- Nuevo Celilac Location in Honduras
- Coordinates: 14°59′N 88°20′W﻿ / ﻿14.983°N 88.333°W
- Country: Honduras
- Department: Santa Bárbara
- Villages: 7
- Established: 29 December 1888

Area
- • Total: 168.2 km^{2} (64.9 sq mi)

Population (2013)
- • Total: 8,086
- • Density: 48.07/km^{2} (124.5/sq mi)

= Nuevo Celilac =

Nuevo Celilac (/es/) is a municipality in the Honduran department of Santa Bárbara. The municipality was officially created on 29 December 1888. It covers an area of 168.2 km2 and had a population of 8,086 inhabitants according to the 2013 national census.

==History==
In 1791, the region was mentioned as "Celilaca", a settlement of the parish of Tencoa. It was later called as "San Pedro Celilac". According to local accounts, the settlement was affected by a cholera epidemic in 1860, after which the surviving inhabitants relocated to Tuliapa, which later became the present-day town of Nuevo Celilac. The municipality was officially created on 29 December 1888, and the first municipal authorities were appointed on 20 February 1889. It included the territories of San Pedro Celilac, San Marcos de Jalapa, and San Jerónimo del Pinal. The name derives either from a Mexican word meaning "in the water of the snails", or the Lenca term meaning "place of water of the reeds".

==Geography==
Naranjito is located in the department of Santa Bárbara in Honduras. It borders the municipalities of San José de Colinas to the west and to the south, San Nicolás to the east, and Atima to the west.

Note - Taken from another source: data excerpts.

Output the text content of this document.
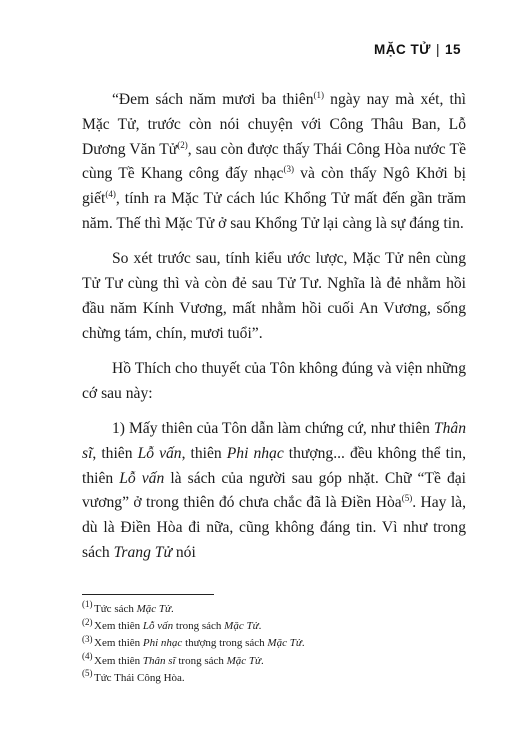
MẶC TỬ | 15

“Đem sách năm mươi ba thiên$^{(1)}$ ngày nay mà xét, thì Mặc Tử, trước còn nói chuyện với Công Thâu Ban, Lỗ Dương Văn Tử$^{(2)}$, sau còn được thấy Thái Công Hòa nước Tề cùng Tề Khang công đấy nhạc$^{(3)}$ và còn thấy Ngô Khởi bị giết$^{(4)}$, tính ra Mặc Tử cách lúc Khổng Tử mất đến gần trăm năm. Thế thì Mặc Tử ở sau Khổng Tử lại càng là sự đáng tin.

So xét trước sau, tính kiểu ước lược, Mặc Tử nên cùng Tử Tư cùng thì và còn đẻ sau Tử Tư. Nghĩa là đẻ nhằm hồi đầu năm Kính Vương, mất nhằm hồi cuối An Vương, sống chừng tám, chín, mươi tuổi”.

Hồ Thích cho thuyết của Tôn không đúng và viện những cớ sau này:

1) Mấy thiên của Tôn dẫn làm chứng cứ, như thiên Thân sĩ, thiên Lỗ vấn, thiên Phi nhạc thượng... đều không thể tin, thiên Lỗ vấn là sách của người sau góp nhặt. Chữ “Tề đại vương” ở trong thiên đó chưa chắc đã là Điền Hòa$^{(5)}$. Hay là, dù là Điền Hòa đi nữa, cũng không đáng tin. Vì như trong sách Trang Tử nói

$^{(1)}$ Tức sách Mặc Tử.
$^{(2)}$ Xem thiên Lỗ vấn trong sách Mặc Tử.
$^{(3)}$ Xem thiên Phi nhạc thượng trong sách Mặc Tử.
$^{(4)}$ Xem thiên Thân sĩ trong sách Mặc Tử.
$^{(5)}$ Tức Thái Công Hòa.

The municipality covers an area of 168.2 km2, and is located to the south of the Jicatuyo River.

== Administrative divisions ==
The municipality comprises seven aldeas (villages) and their associated caseríos (hamlets).

Aldeas of Nuevo Celilac (2013)
| Aldea | Population | Men | Women |
|---|---|---|---|
| Nuevo Celilac | 1,564 | 770 | 794 |
| La Aradita | 330 | 153 | 177 |
| Las Crucitas | 405 | 192 | 213 |
| Nuevo Jalapa o Tierra Blanca | 3,470 | 1,688 | 1,782 |
| San Jerónimo del Pinal | 612 | 315 | 297 |
| San Nicolasito | 543 | 262 | 281 |
| Valle de La Cruz | 1,163 | 570 | 593 |
| Total | 8,086 | 3,950 | 4,137 |

== Demographics ==
According to the 2013 census, Nuevo Celilac had a population of 8,086 inhabitants, of whom 3,950 were male and 4,137 were female. The urban population was 1,758 inhabitants, while the rural population was 6,328 inhabitants. By broad age group, 2,991 inhabitants were aged 0–14 years, 3,760 were aged 15–49 years, 769 were aged 50–64 years, and 566 were aged 65 years and over. Of the overall population, 3.35% was classified as Indigenous and rest as non-indigenous. Among the population aged 15 years and over, the illiteracy rate was 24.8%, which was higher than the departmental average of 22.2%.

== Culture ==
The annual patronal festival of Nuevo Celilac is celebrated on 29 and 30 June in honour of Saint Peter and Saint Paul. The National Folk Festival of the Tusa is held annually in September, and promotes local cultural and artistic traditions, parades, and competitions. The Jewish cultural group "Los Judíos", whose traditions date back to 1838, was reorganized in 1983 and participate in local festivities. The "Ocotillo" is a local tradition, during which people cut and transport a pine tree to the town square, where an effigy of Judas is hung during celebrations. The municipality is associated with the folk music group "Los Caramberos de Celilac", which has participated in the Cervantino Festival in Mexico.